Vice Chair of the Global Steering Group for Impact Investment, Ibukun Awosika, said gender inclusion should no longer be treated solely as a social development issue but as a core economic growth strategy.

▪ “This is not just about the girl-child. This is about how we strategically invest in 50 per cent of our population to unlock growth for our economy and nation,” she said.

Awosika noted that women remain among Nigeria’s most underutilised economic assets, warning that inadequate access to finance and weak policy support continue to suppress national productivity and long-term economic expansion.

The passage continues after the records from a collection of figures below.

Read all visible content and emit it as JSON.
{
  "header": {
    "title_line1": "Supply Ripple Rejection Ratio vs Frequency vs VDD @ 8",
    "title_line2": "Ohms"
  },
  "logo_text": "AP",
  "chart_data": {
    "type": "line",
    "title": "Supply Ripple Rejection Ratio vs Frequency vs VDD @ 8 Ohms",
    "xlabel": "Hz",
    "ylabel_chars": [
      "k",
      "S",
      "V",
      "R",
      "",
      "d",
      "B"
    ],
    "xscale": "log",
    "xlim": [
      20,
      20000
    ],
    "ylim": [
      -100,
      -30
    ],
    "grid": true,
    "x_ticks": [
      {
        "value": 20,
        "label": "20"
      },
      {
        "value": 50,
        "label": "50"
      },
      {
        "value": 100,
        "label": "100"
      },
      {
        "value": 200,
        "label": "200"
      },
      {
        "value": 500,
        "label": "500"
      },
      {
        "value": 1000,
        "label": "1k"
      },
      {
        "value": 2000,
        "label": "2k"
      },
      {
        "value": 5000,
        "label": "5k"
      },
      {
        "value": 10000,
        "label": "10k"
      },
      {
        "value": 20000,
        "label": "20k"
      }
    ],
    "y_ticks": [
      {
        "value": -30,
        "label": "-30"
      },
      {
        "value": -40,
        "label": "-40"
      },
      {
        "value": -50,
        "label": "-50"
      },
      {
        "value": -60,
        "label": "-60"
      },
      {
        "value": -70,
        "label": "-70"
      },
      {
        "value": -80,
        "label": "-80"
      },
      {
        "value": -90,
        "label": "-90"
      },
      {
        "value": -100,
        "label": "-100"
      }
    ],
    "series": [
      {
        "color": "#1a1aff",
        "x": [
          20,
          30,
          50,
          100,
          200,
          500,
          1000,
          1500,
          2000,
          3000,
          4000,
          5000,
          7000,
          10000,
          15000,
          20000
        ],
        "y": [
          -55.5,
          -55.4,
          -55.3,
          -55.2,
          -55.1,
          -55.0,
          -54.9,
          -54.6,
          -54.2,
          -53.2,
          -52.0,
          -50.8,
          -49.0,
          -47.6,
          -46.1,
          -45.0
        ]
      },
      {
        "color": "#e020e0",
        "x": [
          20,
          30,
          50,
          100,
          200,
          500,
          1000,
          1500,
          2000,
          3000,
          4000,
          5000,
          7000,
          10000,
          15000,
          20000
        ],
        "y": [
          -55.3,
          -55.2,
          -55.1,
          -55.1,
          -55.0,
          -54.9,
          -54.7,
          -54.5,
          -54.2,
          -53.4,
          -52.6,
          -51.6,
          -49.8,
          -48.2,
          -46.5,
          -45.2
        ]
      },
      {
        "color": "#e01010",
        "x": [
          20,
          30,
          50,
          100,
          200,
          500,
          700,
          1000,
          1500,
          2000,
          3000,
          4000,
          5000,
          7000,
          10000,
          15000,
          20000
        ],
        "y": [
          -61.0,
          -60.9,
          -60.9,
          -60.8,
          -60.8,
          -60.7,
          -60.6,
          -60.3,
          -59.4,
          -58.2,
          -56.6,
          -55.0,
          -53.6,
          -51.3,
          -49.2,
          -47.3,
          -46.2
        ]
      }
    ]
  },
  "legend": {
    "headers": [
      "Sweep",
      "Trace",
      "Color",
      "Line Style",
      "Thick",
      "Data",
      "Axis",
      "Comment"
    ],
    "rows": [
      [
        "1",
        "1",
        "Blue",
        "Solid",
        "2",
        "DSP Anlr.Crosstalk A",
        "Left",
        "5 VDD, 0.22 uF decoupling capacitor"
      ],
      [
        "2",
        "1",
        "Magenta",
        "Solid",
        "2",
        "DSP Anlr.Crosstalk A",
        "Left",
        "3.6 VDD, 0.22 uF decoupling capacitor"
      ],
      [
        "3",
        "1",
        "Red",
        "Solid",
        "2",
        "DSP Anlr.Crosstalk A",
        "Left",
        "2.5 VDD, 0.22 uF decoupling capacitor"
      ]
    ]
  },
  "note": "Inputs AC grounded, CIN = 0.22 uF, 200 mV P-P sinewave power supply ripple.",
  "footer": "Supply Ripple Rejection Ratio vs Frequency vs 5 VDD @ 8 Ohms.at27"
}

Former Governor of the Central Bank of Nigeria and Emir of Kano, Muhammadu Sanusi II, attributed the slow pace of progress to weak political will and male-dominated policymaking structures.

▪ “In this country, I have never seen a political cycle where gender equality was treated as a core campaign issue,” he said.

Sanusi recalled reforms introduced during his tenure at the apex bank aimed at improving female representation in the banking sector, noting that deliberate policy measures contributed to the emergence of more female bank CEOs in Nigeria.

▪ “These things do not happen by accident. They happen because policies were deliberately designed to create inclusion,” he stated.

The Emir also advocated constitutional reforms to improve women’s political representation, including reserving one senatorial seat in every state exclusively for female candidates on a rotational basis.

What you should know

The Impact Investors Foundation had previously announced plans to mobilise $8 billion in gender-inclusive capital over the next decade under its Gender Equity and Social Inclusion (GESI) Roadmap 2025–2035.

▪ The roadmap targets the creation of 40 inclusive financial products.

▪ It also aims to mobilise $1.5 billion in domestic capital pools.

▪ Stakeholders are targeting 90% adoption of GESI principles among General Partners.

▪ The framework further seeks the enactment of 20 new policy and regulatory instruments to strengthen inclusion and impact investing across Nigeria.